Sananda Fru

Marquette Golden Eagles
- Position: Power forward / center
- Conference: Big East Conference

Personal information
- Born: 28 August 2003 (age 22) Berlin, Germany
- Listed height: 6 ft 11 in (2.11 m)
- Listed weight: 250 lb (113 kg)

Career information
- High school: Christophorusschule Braunschweig
- College: Louisville (2025–2026); Marquette (2026–present);
- Playing career: 2020–2025

Career history
- 2020–2025: Löwen Braunschweig

Career highlights
- All-Bundesliga First Team (2025); Bundesliga Best Young Player (2025);

= Sananda Fru =

German basketball player (born 2003)

Sananda Fru (born 28 August 2003) is a German college basketball player for the Marquette Golden Eagles of the Big East Conference. He previously played for the Louisville Cardinals.

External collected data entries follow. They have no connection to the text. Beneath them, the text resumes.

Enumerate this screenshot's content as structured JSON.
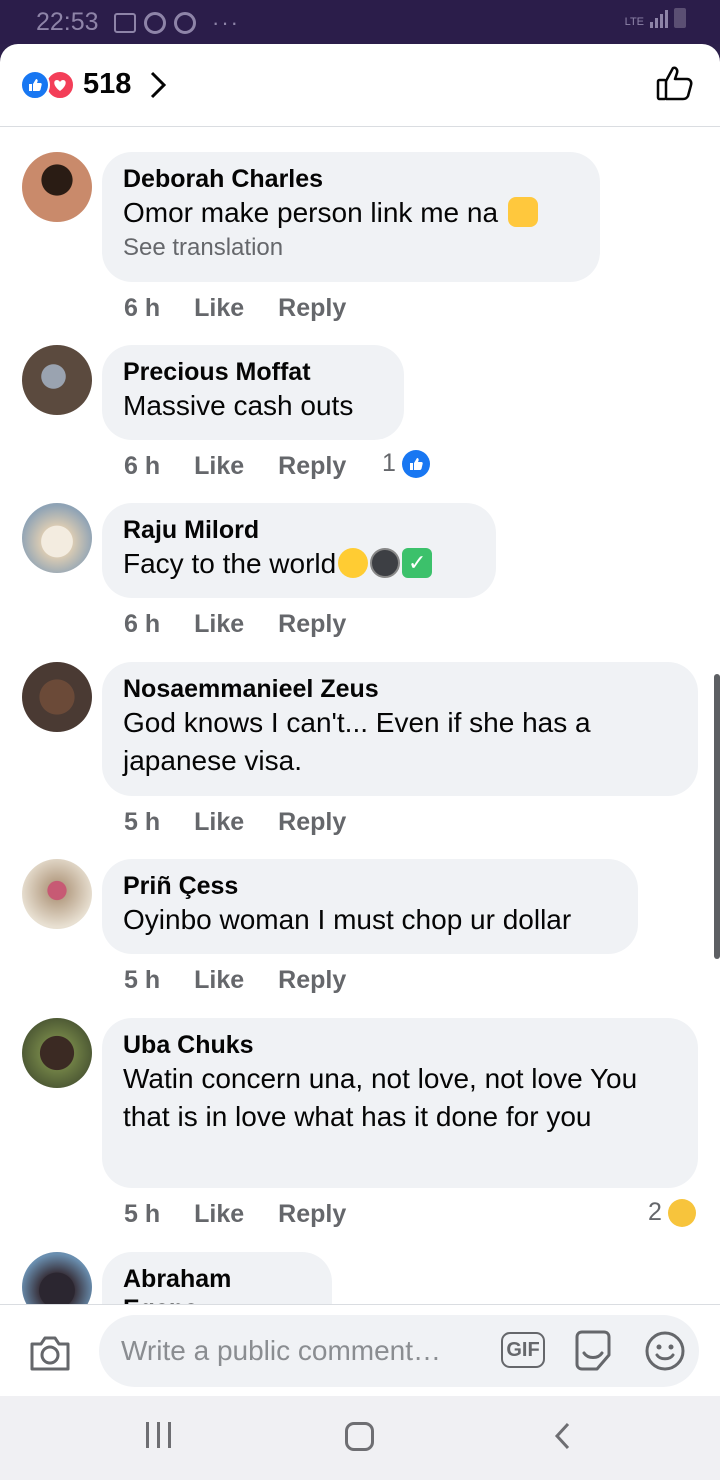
{
  "status_bar": {
    "time": "22:53",
    "network": "LTE"
  },
  "header": {
    "reaction_count": "518"
  },
  "comments": [
    {
      "name": "Deborah Charles",
      "text": "Omor make person link me na",
      "translation": "See translation",
      "time": "6 h",
      "like": "Like",
      "reply": "Reply",
      "reactions": "",
      "avatar_color": "#c98a6b",
      "emoji": "hands"
    },
    {
      "name": "Precious Moffat",
      "text": "Massive cash outs",
      "time": "6 h",
      "like": "Like",
      "reply": "Reply",
      "reactions": "1",
      "avatar_color": "#5b4a3e"
    },
    {
      "name": "Raju Milord",
      "text": "Facy to the world",
      "time": "6 h",
      "like": "Like",
      "reply": "Reply",
      "reactions": "",
      "avatar_color": "#d9cbb4"
    },
    {
      "name": "Nosaemmanieel Zeus",
      "text": "God knows I can't... Even if she has a japanese visa.",
      "time": "5 h",
      "like": "Like",
      "reply": "Reply",
      "reactions": "",
      "avatar_color": "#4a3a33"
    },
    {
      "name": "Priñ Çess",
      "text": "Oyinbo woman I must chop ur dollar",
      "time": "5 h",
      "like": "Like",
      "reply": "Reply",
      "reactions": "",
      "avatar_color": "#b8a289"
    },
    {
      "name": "Uba Chuks",
      "text": "Watin concern una, not love, not love You that is in love what has it done for you",
      "time": "5 h",
      "like": "Like",
      "reply": "Reply",
      "reactions": "2",
      "avatar_color": "#4f5b35"
    },
    {
      "name": "Abraham Egana",
      "avatar_color": "#3a3540"
    }
  ],
  "composer": {
    "placeholder": "Write a public comment…",
    "gif_label": "GIF"
  },
  "colors": {
    "accent": "#1877f2",
    "love": "#f33e58",
    "bubble": "#f0f2f5",
    "muted": "#65676b"
  }
}
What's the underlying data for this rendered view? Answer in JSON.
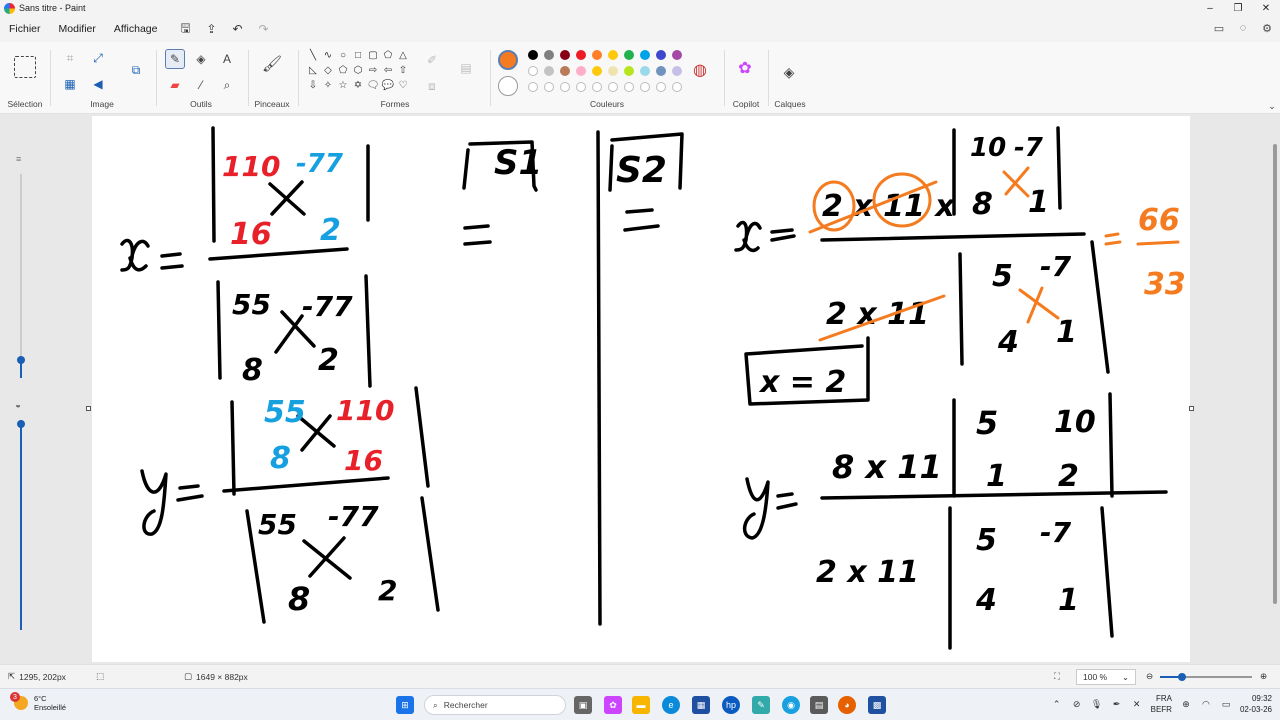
{
  "window": {
    "title": "Sans titre - Paint"
  },
  "menu": [
    "Fichier",
    "Modifier",
    "Affichage"
  ],
  "ribbon": {
    "groups": {
      "selection": "Sélection",
      "image": "Image",
      "tools": "Outils",
      "brushes": "Pinceaux",
      "shapes": "Formes",
      "colors": "Couleurs",
      "copilot": "Copilot",
      "layers": "Calques"
    },
    "active_color": "#f47b20",
    "palette_row1": [
      "#000000",
      "#7f7f7f",
      "#880015",
      "#ed1c24",
      "#ff7f27",
      "#ffc90e",
      "#22b14c",
      "#00a2e8",
      "#3f48cc",
      "#a349a4"
    ],
    "palette_row2": [
      "#ffffff",
      "#c3c3c3",
      "#b97a57",
      "#ffaec9",
      "#ffc90e",
      "#efe4b0",
      "#b5e61d",
      "#99d9ea",
      "#7092be",
      "#c8bfe7"
    ]
  },
  "status": {
    "cursor_pos": "1295, 202px",
    "canvas_size": "1649 × 882px",
    "zoom": "100 %"
  },
  "taskbar": {
    "weather_temp": "6°C",
    "weather_desc": "Ensoleillé",
    "weather_badge": "3",
    "search_placeholder": "Rechercher",
    "lang1": "FRA",
    "lang2": "BEFR",
    "time": "09:32",
    "date": "02-03-26"
  },
  "drawing": {
    "S1": "S1",
    "S2": "S2",
    "x_var": "x",
    "y_var": "y",
    "eq": "=",
    "det_x_num": [
      "110",
      "-77",
      "16",
      "2"
    ],
    "det_main": [
      "55",
      "-77",
      "8",
      "2"
    ],
    "det_y_num": [
      "55",
      "110",
      "8",
      "16"
    ],
    "s2_x_num": [
      "10",
      "-7",
      "8",
      "1"
    ],
    "s2_x_factor": "2 x 11 x",
    "s2_den": [
      "5",
      "-7",
      "4",
      "1"
    ],
    "s2_den_factor": "2 x 11",
    "s2_result": "66",
    "s2_result_den": "33",
    "s2_x_answer": "x = 2",
    "s2_y_num": [
      "5",
      "10",
      "1",
      "2"
    ],
    "s2_y_factor": "8 x 11",
    "s2_y_den_factor": "2 x 11"
  }
}
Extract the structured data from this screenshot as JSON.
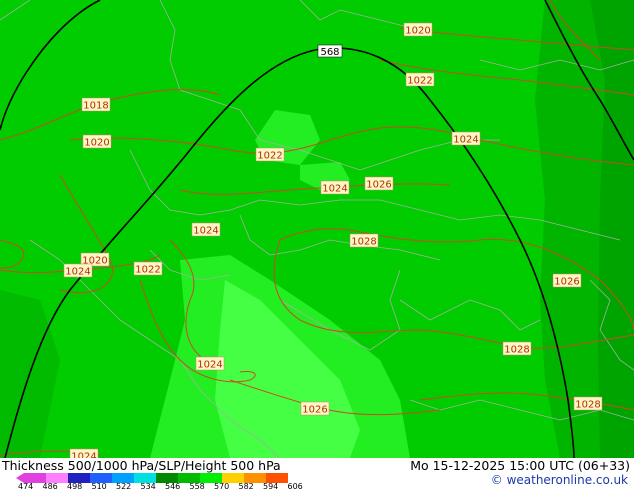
{
  "map": {
    "colors": {
      "base": "#00cc00",
      "light": "#22ee22",
      "lighter": "#44ff44",
      "dark": "#00b400",
      "darker": "#009a00",
      "isobar": "#cc4a22",
      "height_contour": "#000000",
      "border": "#a0b0a0"
    },
    "isobar_labels": [
      {
        "id": "1020-a",
        "text": "1020"
      },
      {
        "id": "1022-a",
        "text": "1022"
      },
      {
        "id": "1018",
        "text": "1018"
      },
      {
        "id": "1020-b",
        "text": "1020"
      },
      {
        "id": "1022-b",
        "text": "1022"
      },
      {
        "id": "1024-a",
        "text": "1024"
      },
      {
        "id": "1024-b",
        "text": "1024"
      },
      {
        "id": "1026-a",
        "text": "1026"
      },
      {
        "id": "1028-a",
        "text": "1028"
      },
      {
        "id": "1024-c",
        "text": "1024"
      },
      {
        "id": "1020-c",
        "text": "1020"
      },
      {
        "id": "1024-d",
        "text": "1024"
      },
      {
        "id": "1022-c",
        "text": "1022"
      },
      {
        "id": "1026-b",
        "text": "1026"
      },
      {
        "id": "1028-b",
        "text": "1028"
      },
      {
        "id": "1024-e",
        "text": "1024"
      },
      {
        "id": "1026-c",
        "text": "1026"
      },
      {
        "id": "1028-c",
        "text": "1028"
      },
      {
        "id": "1024-f",
        "text": "1024"
      }
    ],
    "height_label": "568"
  },
  "footer": {
    "title": "Thickness 500/1000 hPa/SLP/Height 500 hPa",
    "datetime": "Mo 15-12-2025 15:00 UTC (06+33)",
    "credit": "© weatheronline.co.uk",
    "legend": {
      "values": [
        "474",
        "486",
        "498",
        "510",
        "522",
        "534",
        "546",
        "558",
        "570",
        "582",
        "594",
        "606"
      ],
      "colors": [
        "#e040e0",
        "#ff80ff",
        "#2020c0",
        "#2060ff",
        "#00a0ff",
        "#00e0e0",
        "#008800",
        "#00bb00",
        "#00ee00",
        "#ffd000",
        "#ff9000",
        "#ff5000"
      ]
    }
  }
}
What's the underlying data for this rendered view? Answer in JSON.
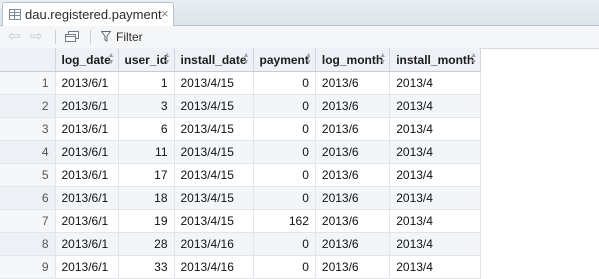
{
  "tab": {
    "title": "dau.registered.payment",
    "close_glyph": "×",
    "icon": "table-icon"
  },
  "toolbar": {
    "back_icon": "arrow-left-icon",
    "forward_icon": "arrow-right-icon",
    "popout_icon": "popout-window-icon",
    "filter_icon": "funnel-icon",
    "filter_label": "Filter"
  },
  "table": {
    "columns": [
      "log_date",
      "user_id",
      "install_date",
      "payment",
      "log_month",
      "install_month"
    ],
    "rows": [
      {
        "idx": "1",
        "cells": [
          "2013/6/1",
          "1",
          "2013/4/15",
          "0",
          "2013/6",
          "2013/4"
        ]
      },
      {
        "idx": "2",
        "cells": [
          "2013/6/1",
          "3",
          "2013/4/15",
          "0",
          "2013/6",
          "2013/4"
        ]
      },
      {
        "idx": "3",
        "cells": [
          "2013/6/1",
          "6",
          "2013/4/15",
          "0",
          "2013/6",
          "2013/4"
        ]
      },
      {
        "idx": "4",
        "cells": [
          "2013/6/1",
          "11",
          "2013/4/15",
          "0",
          "2013/6",
          "2013/4"
        ]
      },
      {
        "idx": "5",
        "cells": [
          "2013/6/1",
          "17",
          "2013/4/15",
          "0",
          "2013/6",
          "2013/4"
        ]
      },
      {
        "idx": "6",
        "cells": [
          "2013/6/1",
          "18",
          "2013/4/15",
          "0",
          "2013/6",
          "2013/4"
        ]
      },
      {
        "idx": "7",
        "cells": [
          "2013/6/1",
          "19",
          "2013/4/15",
          "162",
          "2013/6",
          "2013/4"
        ]
      },
      {
        "idx": "8",
        "cells": [
          "2013/6/1",
          "28",
          "2013/4/16",
          "0",
          "2013/6",
          "2013/4"
        ]
      },
      {
        "idx": "9",
        "cells": [
          "2013/6/1",
          "33",
          "2013/4/16",
          "0",
          "2013/6",
          "2013/4"
        ]
      }
    ]
  }
}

==Early life and youth career==
Fru was born in Berlin, Germany, and developed his skills in the youth programs of DBC Berlin, ASV Moabit, DBV Charlottenburg, and Berlin Tiger. In 2020, he joined the youth academy of Basketball Löwen Braunschweig and also played for SG Braunschweig in the 2. Regionalliga on a dual license.

==Professional career==
Fru made his professional debut in the BBL in April 2021 in a game against Ratiopharm Ulm. Over the next four seasons, he developed into a regular starter for Braunschweig. During the 2024–25 season, Fru averaged 12.6 points, 6.2 rebounds, and 1.4 blocks per game with a 64.5% field goal percentage. He was named the BBL’s Best Young Player that season.

In June 2025, Fru officially committed to play college basketball at the University of Louisville, joining the ACC team for the 2025–26 NCAA season.

==National team career==
Fru has represented Germany at the junior level. He played in the FIBA U20 European Championship in both 2022 and 2023, averaging 7.9 points and 6.1 rebounds in 2022, and 8.3 points and 5.7 rebounds in 2023.